Environmental detail is lacking but it’s a worthwhile sacrifice for the solid frame-rate.

There are six different racing environments, each with a different vehicle type whose handling model must be mastered before you can attempt the tougher stages. In the Stadium levels, the miniature F1 car hugs the track tightly but cornering can be tricky at speed. The Island tracks pass by in a blur as your super-fast sports car glides impossibly around sharp corners and catches some serious air off the world's biggest ramps.

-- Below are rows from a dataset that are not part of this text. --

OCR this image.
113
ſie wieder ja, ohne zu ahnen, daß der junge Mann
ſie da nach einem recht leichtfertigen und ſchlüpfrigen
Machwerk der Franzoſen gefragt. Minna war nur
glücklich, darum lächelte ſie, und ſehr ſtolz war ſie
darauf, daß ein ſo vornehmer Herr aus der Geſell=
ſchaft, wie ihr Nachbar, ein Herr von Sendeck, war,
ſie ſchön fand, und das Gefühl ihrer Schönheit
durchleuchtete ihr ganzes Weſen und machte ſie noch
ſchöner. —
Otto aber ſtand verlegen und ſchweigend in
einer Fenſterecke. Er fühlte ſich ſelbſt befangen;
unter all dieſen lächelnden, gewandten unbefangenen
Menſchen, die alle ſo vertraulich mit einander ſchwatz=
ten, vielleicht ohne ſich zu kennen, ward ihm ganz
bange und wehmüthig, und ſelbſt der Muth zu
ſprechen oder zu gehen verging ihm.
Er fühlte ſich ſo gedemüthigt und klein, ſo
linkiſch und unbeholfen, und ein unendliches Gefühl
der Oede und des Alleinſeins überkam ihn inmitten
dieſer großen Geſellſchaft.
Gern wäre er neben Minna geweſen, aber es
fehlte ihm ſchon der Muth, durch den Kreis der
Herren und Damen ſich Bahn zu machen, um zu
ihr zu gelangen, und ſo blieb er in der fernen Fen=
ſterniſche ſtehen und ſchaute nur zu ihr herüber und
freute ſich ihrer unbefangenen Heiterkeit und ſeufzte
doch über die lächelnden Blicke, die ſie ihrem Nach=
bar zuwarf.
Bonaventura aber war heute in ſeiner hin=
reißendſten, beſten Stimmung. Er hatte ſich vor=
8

Pick-ups chug around the Snow levels, boosted by acceleration strips across the track, while the comically large Roadsters almost take up the entire width of the narrow coastal circuits. Rally and Desert tracks are some of the toughest to master, the former slowing and skidding should but a single tyre encroach onto the grass, while the desert tracks often see you take bends on two wheels with a car that's all too easy to oversteer.

You'll need to learn the idiosyncrasies of every one if you want to access the later levels, as there's only a certain number of gold medals you can miss in each difficulty level to access the next. But by the time you've finished the patronisingly-named Practice stages, each a mere thirty seconds long at most, you'll already be hooked on the pursuit of gold.